The Art of Falling

Linda Schmidtgall is the new President of the Wayne County Gem and Mineral Club.  A little bit ago she wrote a story about her experiences with falling which was published in the September WCGMC newsletter.   With permission I republish here.

Rockhounds have to learn how to fall.  It is actually very important to do it with grace.  BUT you do want to make sure someone is watching or you will waste a good fall.  It seems I take at least one great trip down a hill or something every year.  A few I recall are:

A couple years ago on April 1 at the Ace of Diamonds it was snowing but there we were looking for diamonds.  We found lots of crystals only to have them melt between our fingers.    It was a mineral for a second. Anyway, I was standing on top of the pile and people were talking about what they had found.  I dug in my pocket and pulled out my pieces to show but at the same moment I lost my balance and went headfirst down the hill on the rocks……everyone gasped.  But in a flash I popped up and outstretched my hand; I still had all my diamonds.  No marbles perhaps, but that is another story.

Our club editor caught me climbing this mountain of ice, dirt, dolostone, and diamonds at Ace of Diamonds, but fortunately he did not have his camera out when I fell off it head first! Boy, the sky was sure blue that fine morning.

A year or so later we were coming out of the Bush farm in Gouverneur, NY (a tourmaline site we like to visit) and as usual I was carrying a heavy backpack.  We were trying to traverse a cow pasture where cows had made deep hoof prints in the mud.  I didn’t make it.  As I fell my backpack slipped up  onto my  head  and  I  was stuck.  I yelled to my two companions to help me.  I was laughing so hard because my only fear was if my face was in a cow plop.  I was lucky this time; it was only mud.

Last fall at just after 5:OO AM several of us were packing a van in anticipation of heading off into the darkness for another adventure (all the way to Arkansas actually).  I turned around in my excitement and tripped over my own suitcase.  I went flat on my face.  As usual I had a nice audience and they came to my rescue.  I banged my knee but that was not going to end my trip.   We had a great time and I got my share of Arkansas quartz, Tennessee crinoids and North Carolina kyanite.
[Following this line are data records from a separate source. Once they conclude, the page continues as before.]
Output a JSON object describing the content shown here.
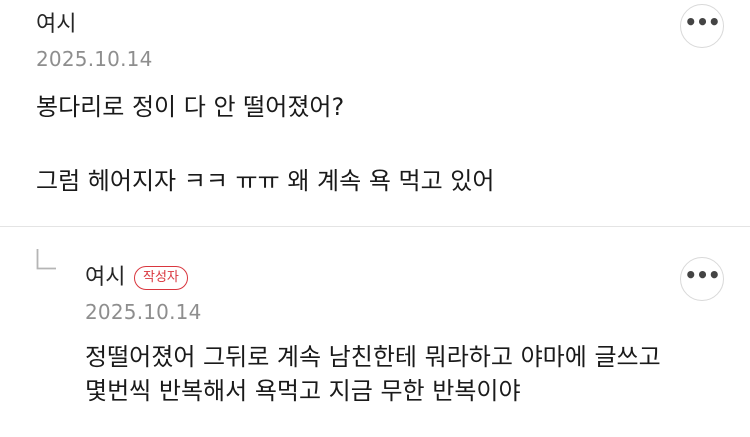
{
  "comments": [
    {
      "author": "여시",
      "date": "2025.10.14",
      "lines": [
        "봉다리로 정이 다 안 떨어졌어?",
        "그럼 헤어지자 ㅋㅋ ㅠㅠ 왜 계속 욕 먹고 있어"
      ],
      "more_label": "•••"
    },
    {
      "author": "여시",
      "badge": "작성자",
      "date": "2025.10.14",
      "lines": [
        "정떨어졌어 그뒤로 계속 남친한테 뭐라하고 야마에 글쓰고",
        "몇번씩 반복해서 욕먹고 지금 무한 반복이야"
      ],
      "more_label": "•••"
    }
  ],
  "icons": {
    "more": "more-horizontal-icon",
    "reply": "reply-arrow-icon"
  },
  "colors": {
    "badge": "#d9363e",
    "date": "#8e8e8e",
    "divider": "#e4e4e4"
  }
}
Of course sometimes one can get a little help causing the fall.  While standing next to another collector who was doing some sort of a demonstration, he accidentally started to lose his balance and he fell into me.  He then caught his balance but there was no hope for me.  I tried to fall as gracefully as possible but what can you do in 2 seconds.  I did again though, have a great audience.  The perpetrator of my fall and another collector quickly got me to my feet.  A few bandages later I was back to filling my bucket with rocks.  He was so apologetic and I reassured him that it was an accident…..but HE WILL hear from my attorney.  Tee Hee   I could buy a lot of rocks then.     Well, we are still collecting together.  I just stand a little farther away but not too far.  I still have to have my audience the next time I go down.

Fred Haynes:  OK, I will fess up.  It is I who knocked Linda down last April on the ridge above the Mt. Pleasant Mills Quarry in Pennsylvania.  I slipped and reached out to regain my balance and bumped into her and she fell!  There was blood and bandaids and I get reminded routinely of my role in this event.  But I am innocent of any involvement in those other falls.  And I have not yet heard from her attorney.  I think the statute of limitations has passed.